On the Dying Art of Letter Writing

Not so long ago, the only real way of communicating with people who were far away was to send them letters. This practice of letter writing had been around for a very very long time. The earliest civilizations with writing (so that would be the Sumerians and their cuneiform tablets) sent what was their equivalent of letters to people that were too distant to talk to. Granted at that period of time the only persons who did that were the super elite who had the power to send messengers back and forth. For a long time this practice continued. Almost all civilizations had some form of letter writing. The Chinese wrote on scrolls, the Europeans wrote on vellum. They were probably only for important matters and not like the fairly recent practice of writing to keep in touch personally with another individual.
Letter writing started becoming more formalized and popular in the 1700s amongst the upper classes and over time it percolated downwards through the classes. As it's popularity grew so did the efficiency of the delivery system. Our modern postal system is incredibly complicated. Just pause for a moment and think about how organized a system is that can get a physical object from point A in Windsor to point B in Paris in less then a week! I think the first World War really helped the popularity of letter writing because for many it was the only way that people could communicate over large distances as was often the case.
But enough about the history of the art of letter writing and onto why I believe it should be kept alive. Letters are personal. You have to physically sit down and write it out by hand (or typewriter more recently). For this process to occur you have to put a lot of effort into the letter. You must choose your words carefully and be mindful of the limited space that you have to express whatever needs expressing. Maybe it's not as "real" or "personal" because you don't get the raw thoughts of somebody. Rather in a letter you get a more refined version which depending on the situation can be good or bad. The letter can be hand written, further increasing the personal effort put into the letter. Holding the letter you know that whoever wrote it placed each and everyone of those lines with their own hands onto that page.
After the letter is written you have to place it in an envelope and purchase postage (this also helps to refine the content of the letter. The fact that it isn't free.) and then place it in the nearest mailbox, which isn't always nearby.
The whole process involved in letter writing forces it to be very refined and very concentrated; there is no room for anything overly false.
This fact combined with the physical and very real existence of the letter makes it really very personal. You can't hold an email or a phone conversation or even a real conversation in your hand. You can't re-read it over and over again. You can't carry it with you. You can't show it to people or frame it.
I think we've lost a lot of this closeness in our modern electronic world. Emails take no effort to send off. Just tap tap tap, click and it's arrived. You don't really have to think about it, you just send it when it's convenient. Instant messaging even less so. Just type and enter and you get an instant reply. Even with a phone conversation you don't get as personal as a letter (in my humble opinion). Sure it's like conversing with some next to you, but you don't have to be concentratedly personal. I am aware of how ironic the fact that this is a blog post is.
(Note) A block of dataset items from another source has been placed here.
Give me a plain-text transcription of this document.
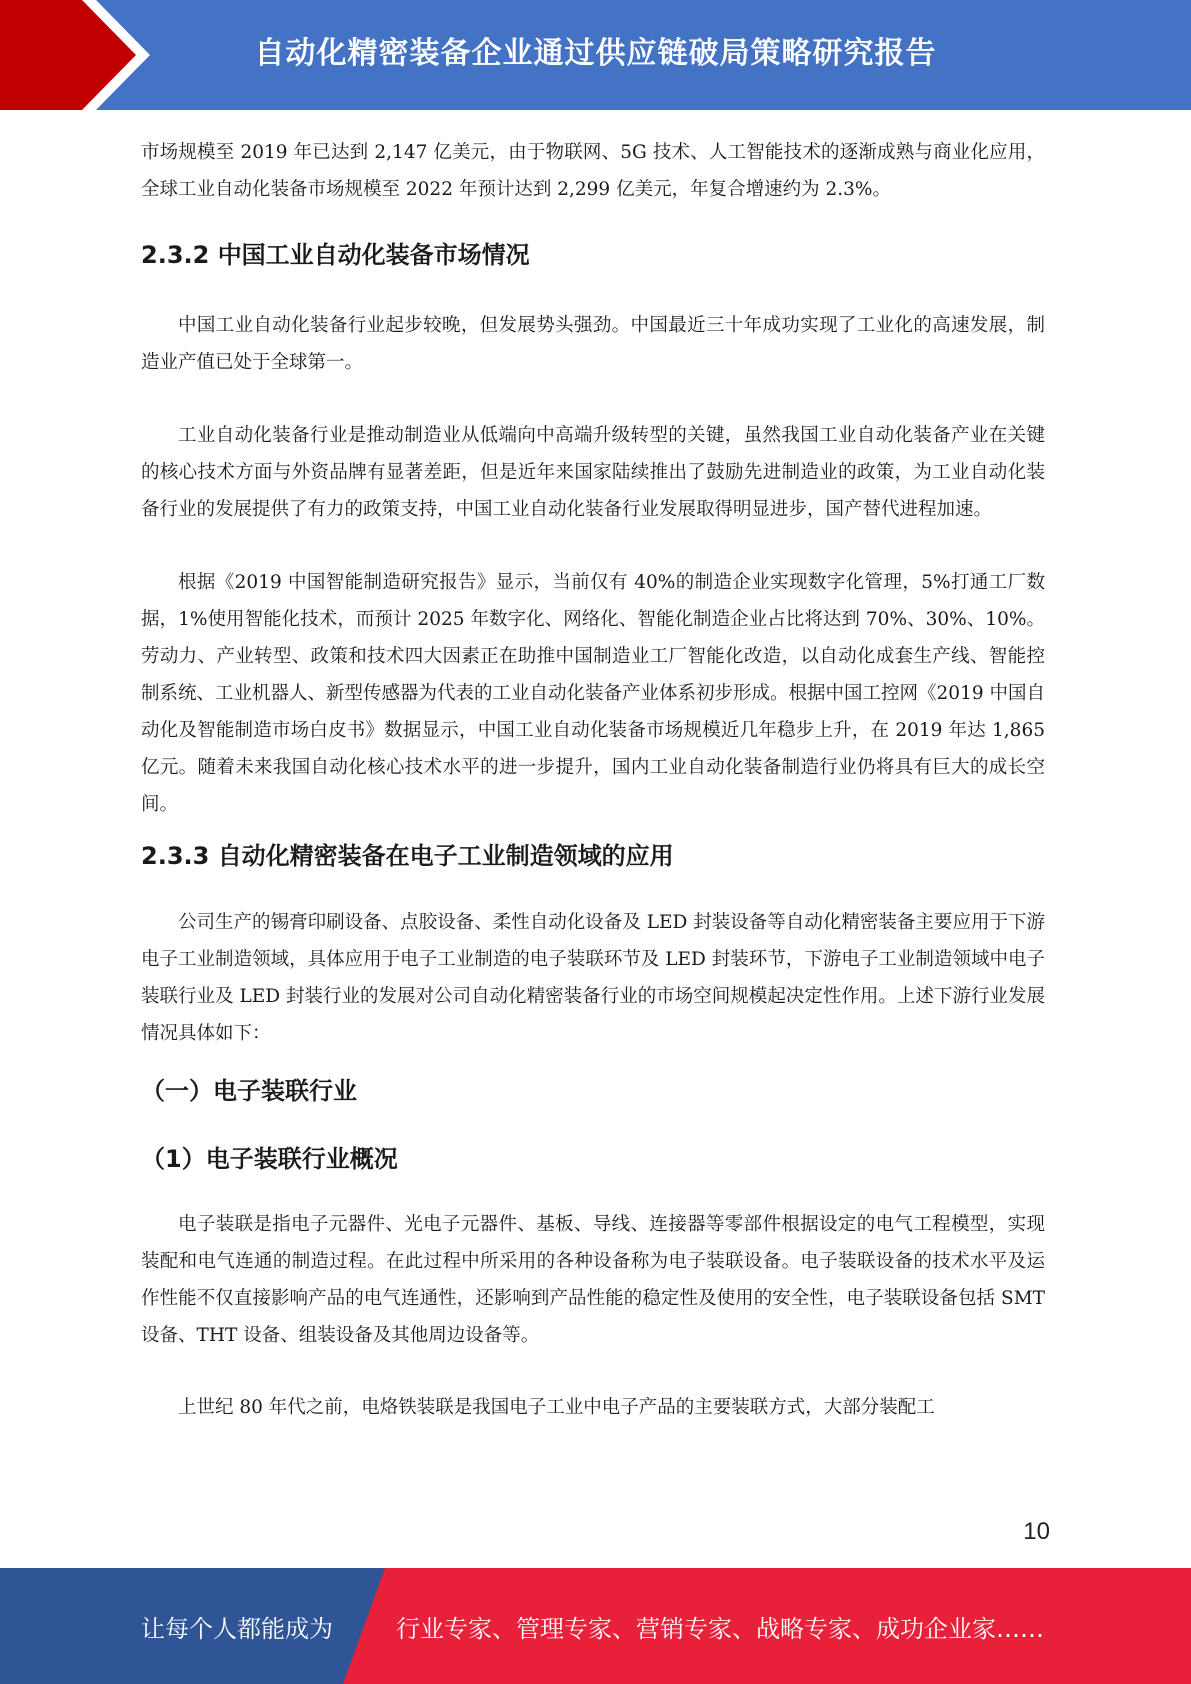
自动化精密装备企业通过供应链破局策略研究报告

市场规模至 2019 年已达到 2,147 亿美元，由于物联网、5G 技术、人工智能技术的逐渐成熟与商业化应用，全球工业自动化装备市场规模至 2022 年预计达到 2,299 亿美元，年复合增速约为 2.3%。

2.3.2 中国工业自动化装备市场情况

中国工业自动化装备行业起步较晚，但发展势头强劲。中国最近三十年成功实现了工业化的高速发展，制造业产值已处于全球第一。

工业自动化装备行业是推动制造业从低端向中高端升级转型的关键，虽然我国工业自动化装备产业在关键的核心技术方面与外资品牌有显著差距，但是近年来国家陆续推出了鼓励先进制造业的政策，为工业自动化装备行业的发展提供了有力的政策支持，中国工业自动化装备行业发展取得明显进步，国产替代进程加速。

根据《2019 中国智能制造研究报告》显示，当前仅有 40%的制造企业实现数字化管理，5%打通工厂数据，1%使用智能化技术，而预计 2025 年数字化、网络化、智能化制造企业占比将达到 70%、30%、10%。劳动力、产业转型、政策和技术四大因素正在助推中国制造业工厂智能化改造，以自动化成套生产线、智能控制系统、工业机器人、新型传感器为代表的工业自动化装备产业体系初步形成。根据中国工控网《2019 中国自动化及智能制造市场白皮书》数据显示，中国工业自动化装备市场规模近几年稳步上升，在 2019 年达 1,865 亿元。随着未来我国自动化核心技术水平的进一步提升，国内工业自动化装备制造行业仍将具有巨大的成长空间。

2.3.3 自动化精密装备在电子工业制造领域的应用

公司生产的锡膏印刷设备、点胶设备、柔性自动化设备及 LED 封装设备等自动化精密装备主要应用于下游电子工业制造领域，具体应用于电子工业制造的电子装联环节及 LED 封装环节，下游电子工业制造领域中电子装联行业及 LED 封装行业的发展对公司自动化精密装备行业的市场空间规模起决定性作用。上述下游行业发展情况具体如下：

（一）电子装联行业
（1）电子装联行业概况

电子装联是指电子元器件、光电子元器件、基板、导线、连接器等零部件根据设定的电气工程模型，实现装配和电气连通的制造过程。在此过程中所采用的各种设备称为电子装联设备。电子装联设备的技术水平及运作性能不仅直接影响产品的电气连通性，还影响到产品性能的稳定性及使用的安全性，电子装联设备包括 SMT 设备、THT 设备、组装设备及其他周边设备等。

上世纪 80 年代之前，电烙铁装联是我国电子工业中电子产品的主要装联方式，大部分装配工

10
让每个人都能成为	行业专家、管理专家、营销专家、战略专家、成功企业家……
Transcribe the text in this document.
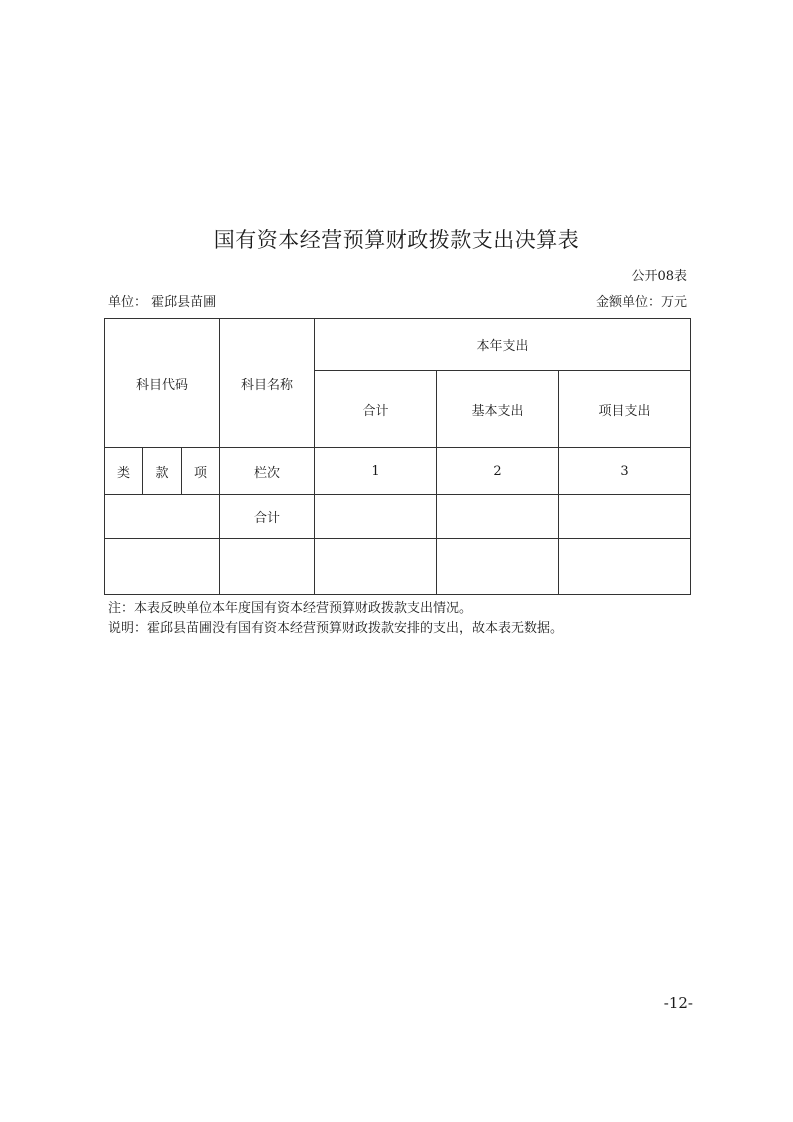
国有资本经营预算财政拨款支出决算表
公开08表
单位： 霍邱县苗圃	金额单位：万元
科目代码			科目名称	本年支出		
				合计	基本支出	项目支出
类	款	项	栏次	1	2	3
			合计			

注：本表反映单位本年度国有资本经营预算财政拨款支出情况。
说明：霍邱县苗圃没有国有资本经营预算财政拨款安排的支出，故本表无数据。
-12-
But in some ways this is closer to letter writing then email.
Maybe this is me being very romantic about the ideal letter. I admit that letters don't have to be super personal. In fact a lot of the time it can be very fake. How is the weather there? Has the new fall line arrived yet? Those aren't personal, but letters hold the potential to be uber personal. I'm looking at what each of our forms of communications has the potential to be. An email no matter how much more convenient it is can never be as personal as a hand written letter. If one really tried I suppose it could be done, but it wouldn't be hand written.
Letters can't replace real contact with a person I don't think. A letter can never hug you when you are sad , or celebrate when you are joyous. But when being close to someone is impossible, a letter is as personal as it gets. Maybe video recordings will get change all of that. Seeing and hearing someone is a lot more personal, but letters have had a long time to mature and evovle into what it is today.
So I would leave you with a suggestion today. Send someone a letter. Maybe a grandparent who knows and misses the days of old when people wrote to each other. Perhaps to a friend who has yet to discover the marvels of letters. Maybe even to someone who will never read it because they aren't to read it anymore. All that matters is you put yourself onto the written page, and make it personal.